From my solutions page, I saw that
$f(x)= \sqrt{\frac{x+1}{x-1}}$
$ f^{\prime}(x)=\frac{-1}{\mid x-1\mid\sqrt{x^{2}-1}} $
However, I got that:
$ f^{\prime}(x)=\frac{-1}{\sqrt{x+1} \sqrt{(x-1)^{3}}} $
which is the same answer from this youtube video:
https://www.youtube.com/watch?v=AegzQ_dip8k&t=14247s
Are they both correct?

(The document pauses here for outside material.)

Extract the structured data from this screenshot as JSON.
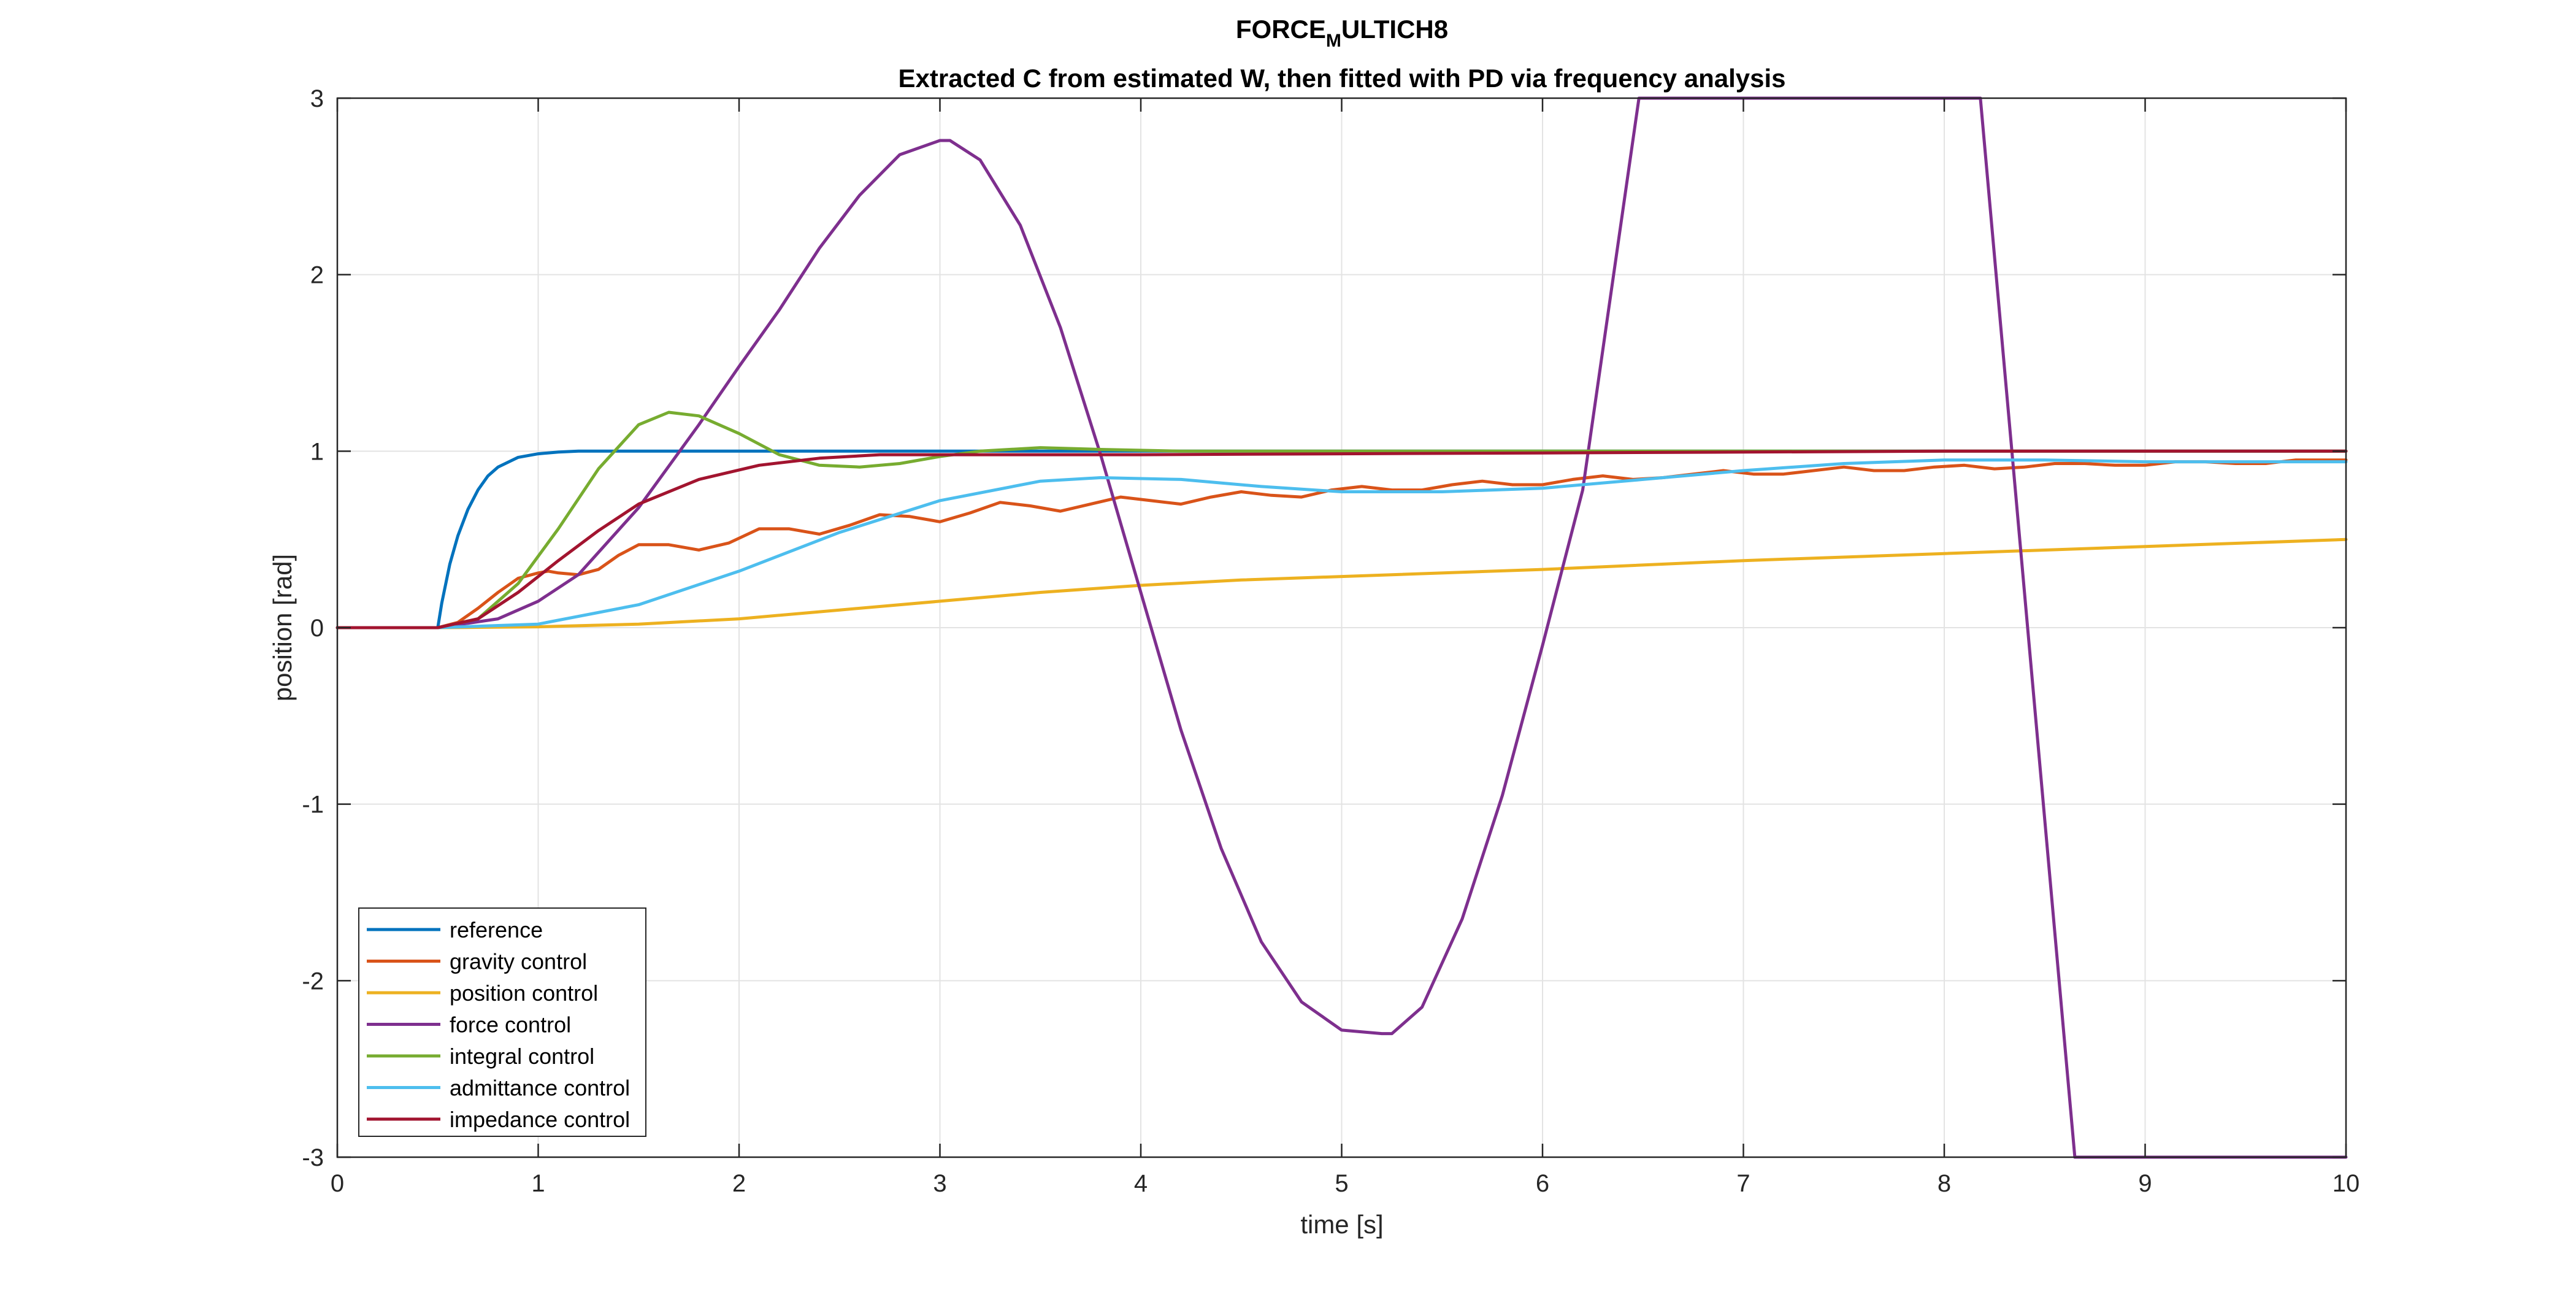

If they are, how does $ f^{\prime}(x)=\frac{-1}{\sqrt{x+1} \sqrt{(x-1)^{3}}} $ simplify to $ f^{\prime}(x)=\frac{-1}{\mid x-1\mid\sqrt{x^{2}-1}} $? Any and all hints are appreciated so I can understand this solution, because all the justifications I have heard from friends do not make sense...
You have\begin{align}-\frac1{\sqrt{x+1}\sqrt{(x-1)^3}}&=-\frac1{\sqrt{x+1}\sqrt{(x-1)^2}\sqrt{x-1}}\\&=-\frac1{\sqrt{(x+1)(x-1)}|x-1|}\\&=-\frac1{\sqrt{x^2-1}|x-1|}.\end{align}